Chronic obstructive pulmonary disease (COPD) is an incurable and deadly lung disease, characterized by irreversible airflow limitation and chronic inflammation. Sadly, there has been a disheartening lack of new therapeutic approaches to counteract the progressive decline in lung function, which ultimately leads to disability and death. The majority of COPD patients in primary care have mild and moderate disease, but treatments and clinical trials have historically focused on more severe patients. In this thesis we used a novel approach that combined stereology, multi-resolution computed tomography (CT), and histology to provide the first direct evidence that 41% of terminal and 57% of transitional bronchioles are already lost in mild COPD patients. Additionally, we showed that this loss of small airways occurred in regions of the lung with normal parenchyma, suggesting that airway loss precedes emphysematous tissue destruction.

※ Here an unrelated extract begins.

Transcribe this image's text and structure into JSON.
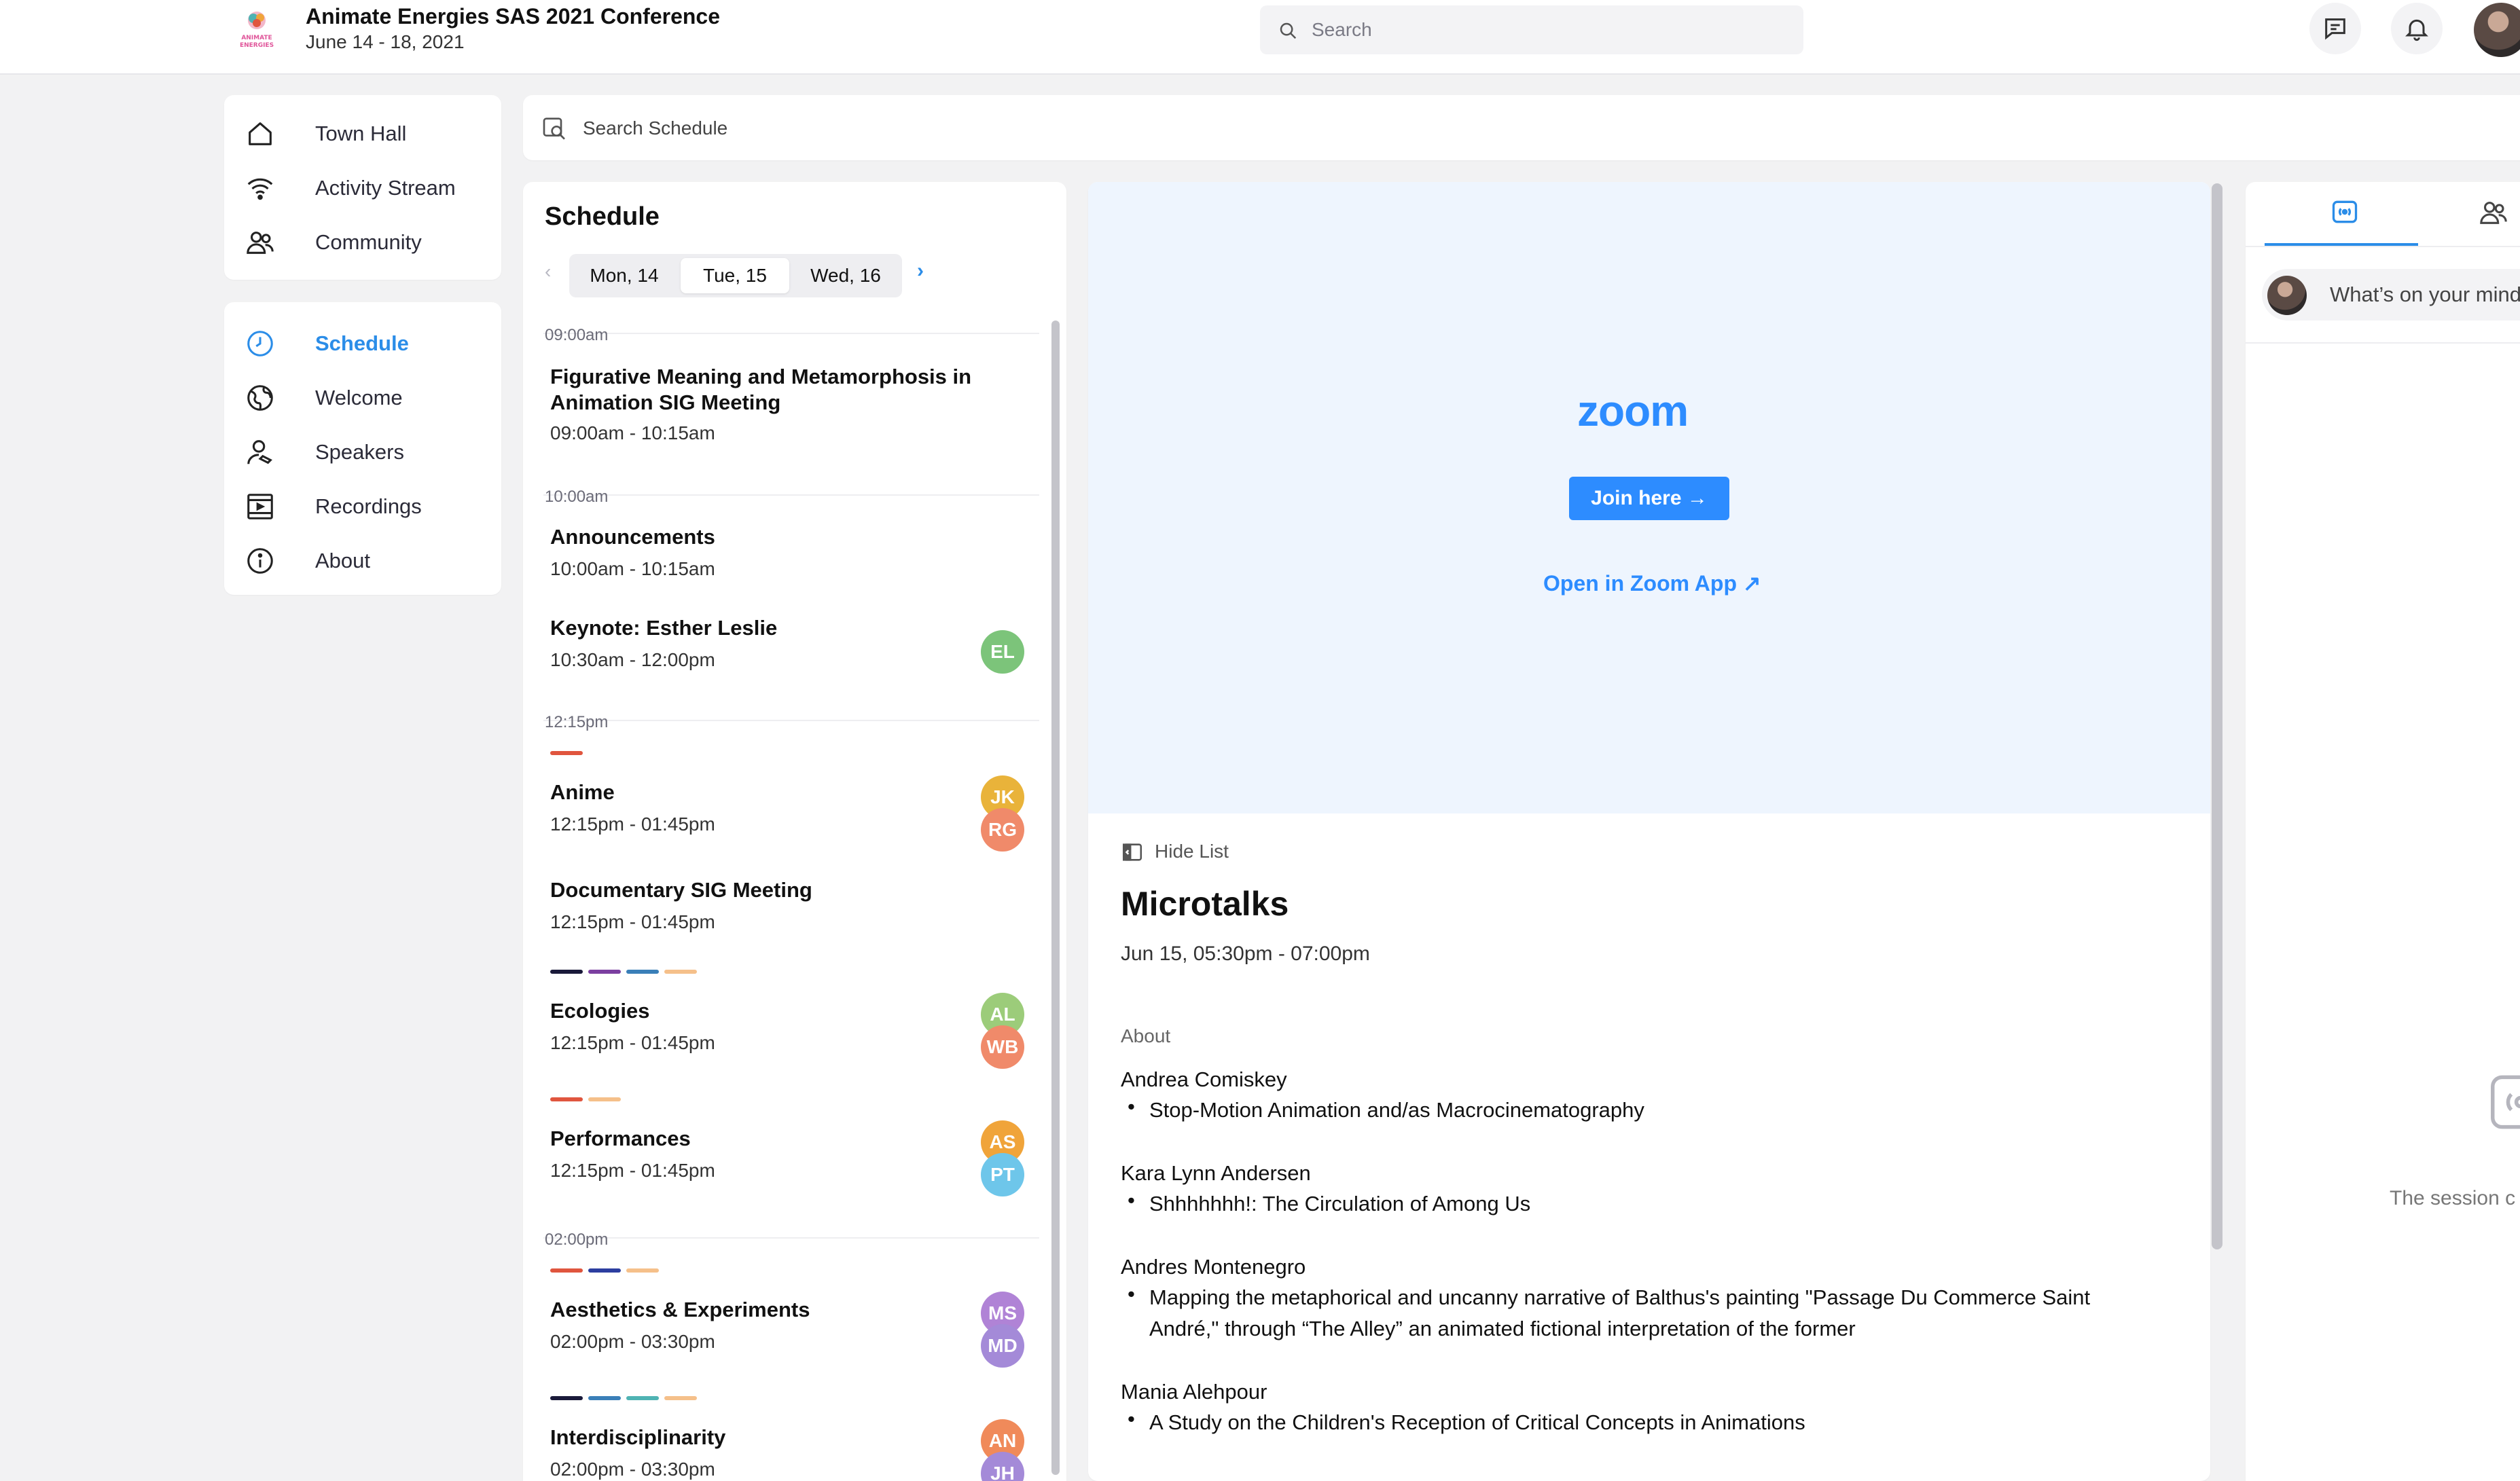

Thus, in the remainder of the thesis we aimed to determine the structural, molecular and cellular alterations that occur in the remaining small airways, and how they might be targeted for therapeutic intervention in COPD. We demonstrate that the remaining terminal bronchioles in COPD patients have thickened walls due to deposition of fragmented fibrillar collagen, and progressively narrowed lumens with disease severity, due to loss of supporting radial tetherings (alveolar attachments). Using a systems biology approach to relate gene expression signatures to disease pathology, we identified a core set of 51 master regulators (transcription factors) that regulate the gene signatures associated with small airways disease and emphysema. Further, we identified mTOR inhibitors as potential novel therapeutics for COPD, and demonstrate the ability of mTOR inhibitors to block pathology associated inflammatory processes at the single cell level in immune cells from COPD patients. Lastly, using highly-multiplexed imaging mass cytometry we created the first single-cell atlas of the terminal bronchiole, demonstrating that the remaining terminal bronchioles of mild and moderate COPD patients have an activated immune response with increased cross-talk between innate and adaptive immune cells. Collectively, our data emphasize that early diagnosis and use of anti-inflammatory treatments early in the disease process will be required to alter small airway loss, and disease outcomes in COPD.